In Nederland is het landschap mensenwerk. De geschiedenis van de gemeenschap en van individuen ligt erin besloten. In deel 2 van de serie over lyrisch landschap hoogleraar Erfgoed Jan Kolen over de biografie van het landschap.

25 juli 2008

Op deze akkers struinde hij als jongetje van een jaar of acht graag rond: met vriendjes op zoek naar ringslangen en eieren. Daarbij stuitten ze nogal eens op ‘rare dingen.’ Dat bleken soms pijpenkoppen, soms zelfs vuurstenen werktuigen uit de prehistorie te zijn. Hier ontstond zijn fascinatie voor de historische gelaagdheid van het landschap, hier ligt de kiem van zijn huidige werk, zegt Jan Kolen. ‘Ik ontdekte dat er een diepere, onvermoede wereld vol verhalen en geschiedenis bestond.’

 

Kolen, bijzonder hoogleraar erfgoed van stad en land aan de Vrije Universiteit in Amsterdam, hoeft geen moment na te denken over zijn favoriete landschap. Dat bevindt zich hier, in het buitengebied van Maartensdijk, waar hij geboren en getogen is. ‘Uit esthetisch oogpunt vind ik het een prettig landschap: het is groen, er zit een mooi ritme in.

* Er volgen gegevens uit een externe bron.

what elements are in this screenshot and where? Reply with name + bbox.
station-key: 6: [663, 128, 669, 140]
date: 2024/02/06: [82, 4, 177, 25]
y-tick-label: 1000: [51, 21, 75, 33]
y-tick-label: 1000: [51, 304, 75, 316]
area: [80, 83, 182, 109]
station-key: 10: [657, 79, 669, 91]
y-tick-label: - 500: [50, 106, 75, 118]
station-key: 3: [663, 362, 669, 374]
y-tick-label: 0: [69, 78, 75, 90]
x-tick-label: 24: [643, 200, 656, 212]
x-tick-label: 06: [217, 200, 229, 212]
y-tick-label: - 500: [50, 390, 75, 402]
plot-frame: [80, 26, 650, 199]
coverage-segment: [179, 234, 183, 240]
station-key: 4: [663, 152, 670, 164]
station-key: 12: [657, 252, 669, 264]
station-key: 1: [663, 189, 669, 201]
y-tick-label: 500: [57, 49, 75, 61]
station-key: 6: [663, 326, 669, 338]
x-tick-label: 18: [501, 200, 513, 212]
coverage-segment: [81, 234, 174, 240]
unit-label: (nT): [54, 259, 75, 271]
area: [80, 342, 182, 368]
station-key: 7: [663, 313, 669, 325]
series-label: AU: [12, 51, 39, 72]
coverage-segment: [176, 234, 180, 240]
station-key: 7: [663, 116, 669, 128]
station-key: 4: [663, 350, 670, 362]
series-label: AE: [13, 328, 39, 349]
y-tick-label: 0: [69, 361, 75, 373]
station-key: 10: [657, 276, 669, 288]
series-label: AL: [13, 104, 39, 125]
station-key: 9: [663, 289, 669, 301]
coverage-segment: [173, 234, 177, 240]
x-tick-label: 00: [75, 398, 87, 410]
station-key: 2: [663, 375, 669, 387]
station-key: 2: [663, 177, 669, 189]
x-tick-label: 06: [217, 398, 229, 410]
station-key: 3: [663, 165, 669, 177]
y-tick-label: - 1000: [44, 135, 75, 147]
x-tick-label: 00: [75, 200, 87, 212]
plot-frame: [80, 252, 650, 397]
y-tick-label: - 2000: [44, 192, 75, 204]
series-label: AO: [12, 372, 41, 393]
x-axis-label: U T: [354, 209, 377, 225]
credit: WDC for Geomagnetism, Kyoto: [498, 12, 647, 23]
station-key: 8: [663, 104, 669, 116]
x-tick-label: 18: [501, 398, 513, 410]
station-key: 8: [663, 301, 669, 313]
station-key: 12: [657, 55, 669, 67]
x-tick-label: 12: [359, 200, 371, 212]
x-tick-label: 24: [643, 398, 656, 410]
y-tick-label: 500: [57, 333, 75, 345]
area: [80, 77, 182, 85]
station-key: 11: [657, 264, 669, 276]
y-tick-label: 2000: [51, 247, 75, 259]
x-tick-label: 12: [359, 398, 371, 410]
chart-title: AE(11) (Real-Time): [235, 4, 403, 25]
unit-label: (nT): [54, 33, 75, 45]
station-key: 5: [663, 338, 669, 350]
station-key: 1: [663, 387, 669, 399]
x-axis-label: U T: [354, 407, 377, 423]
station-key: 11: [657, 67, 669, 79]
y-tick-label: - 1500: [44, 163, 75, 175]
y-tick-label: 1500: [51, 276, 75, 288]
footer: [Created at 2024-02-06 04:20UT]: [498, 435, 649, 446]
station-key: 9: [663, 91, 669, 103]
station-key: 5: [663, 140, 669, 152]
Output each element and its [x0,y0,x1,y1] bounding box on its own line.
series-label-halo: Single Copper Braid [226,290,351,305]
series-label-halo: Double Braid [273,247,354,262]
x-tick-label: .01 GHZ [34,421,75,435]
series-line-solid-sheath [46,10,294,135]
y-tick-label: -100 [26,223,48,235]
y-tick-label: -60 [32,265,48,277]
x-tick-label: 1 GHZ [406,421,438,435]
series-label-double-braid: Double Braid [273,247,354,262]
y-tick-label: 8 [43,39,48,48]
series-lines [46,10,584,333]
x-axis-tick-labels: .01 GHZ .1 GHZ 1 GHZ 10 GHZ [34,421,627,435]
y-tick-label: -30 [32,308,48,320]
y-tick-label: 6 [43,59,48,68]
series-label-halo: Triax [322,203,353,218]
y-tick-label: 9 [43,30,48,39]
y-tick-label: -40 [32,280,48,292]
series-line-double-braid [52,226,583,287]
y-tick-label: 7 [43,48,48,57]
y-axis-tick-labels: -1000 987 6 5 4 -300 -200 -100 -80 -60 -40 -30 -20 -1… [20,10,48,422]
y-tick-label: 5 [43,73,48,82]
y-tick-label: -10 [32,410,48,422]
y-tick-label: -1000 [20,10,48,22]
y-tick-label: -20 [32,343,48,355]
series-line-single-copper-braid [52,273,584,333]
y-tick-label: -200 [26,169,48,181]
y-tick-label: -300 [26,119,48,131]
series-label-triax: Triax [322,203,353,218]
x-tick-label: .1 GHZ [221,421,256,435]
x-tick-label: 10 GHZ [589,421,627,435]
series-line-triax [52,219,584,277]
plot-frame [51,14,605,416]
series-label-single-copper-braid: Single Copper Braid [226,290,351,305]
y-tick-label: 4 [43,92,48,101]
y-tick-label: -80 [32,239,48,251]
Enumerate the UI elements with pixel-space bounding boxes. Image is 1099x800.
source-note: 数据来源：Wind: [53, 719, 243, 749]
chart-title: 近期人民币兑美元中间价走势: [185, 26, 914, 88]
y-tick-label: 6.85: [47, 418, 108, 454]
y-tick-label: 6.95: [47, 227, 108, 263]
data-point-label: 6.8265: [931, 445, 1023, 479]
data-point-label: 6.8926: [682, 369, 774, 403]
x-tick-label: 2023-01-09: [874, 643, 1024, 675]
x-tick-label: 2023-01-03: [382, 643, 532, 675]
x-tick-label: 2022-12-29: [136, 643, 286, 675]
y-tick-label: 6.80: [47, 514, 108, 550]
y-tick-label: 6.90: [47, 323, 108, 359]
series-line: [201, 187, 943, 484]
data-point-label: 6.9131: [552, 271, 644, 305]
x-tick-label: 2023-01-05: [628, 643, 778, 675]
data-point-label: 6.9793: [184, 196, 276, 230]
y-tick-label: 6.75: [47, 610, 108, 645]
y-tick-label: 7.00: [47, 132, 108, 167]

Stukken zijn open, dan is er weer bebouwing op de vroegere ontginningsassen van het veengebied, dan weer open: dat zorgt voor een herkenbaarheid in het landschap.’ Tegelijkertijd is dit wat in zijn werkomgeving ‘een gradiëntrijk landschap’ heet: gevarieerd. Maar bovenal: ‘Ik heb hier een persoonlijke band mee.’

 

Hij wijst naar het indrukwekkende landgoed Eyckenstein: een neoklassiek wit gepleisterd bouwwerk met een flinke zuilenrij en een timpaan bij de entree. In de zichtlijn van het huis, een paar honderd meter verderop aan de rand van het weiland, staat een klein boerderijtje. ‘Mijn ouders hebben er ooit over gedacht om het te kopen. Dat leek me verschrikkelijk. Griezelig, zo afgelegen. Ik bleef liever in de dorpskern wonen.’

 

Alles is hier de afgelopen eeuwen veranderd, en tegelijkertijd niets, vindt Jan Kolen. Natuurlijk, huis Eyckenstein is prachtig gerestaureerd. Op de akkers staat geen graan meer, maar maïs. Het meer besloten en ruige landschap van honderden jaren geleden, toen hier elzenhagen, zegge en gagel stonden, is nu veel weidser en opener. Het gebied is minder drassig. Het boerderijtje - waar het gezin Kolen uiteindelijk toch níet ging wonen - wordt niet meer gehuurd door afhankelijke pachters.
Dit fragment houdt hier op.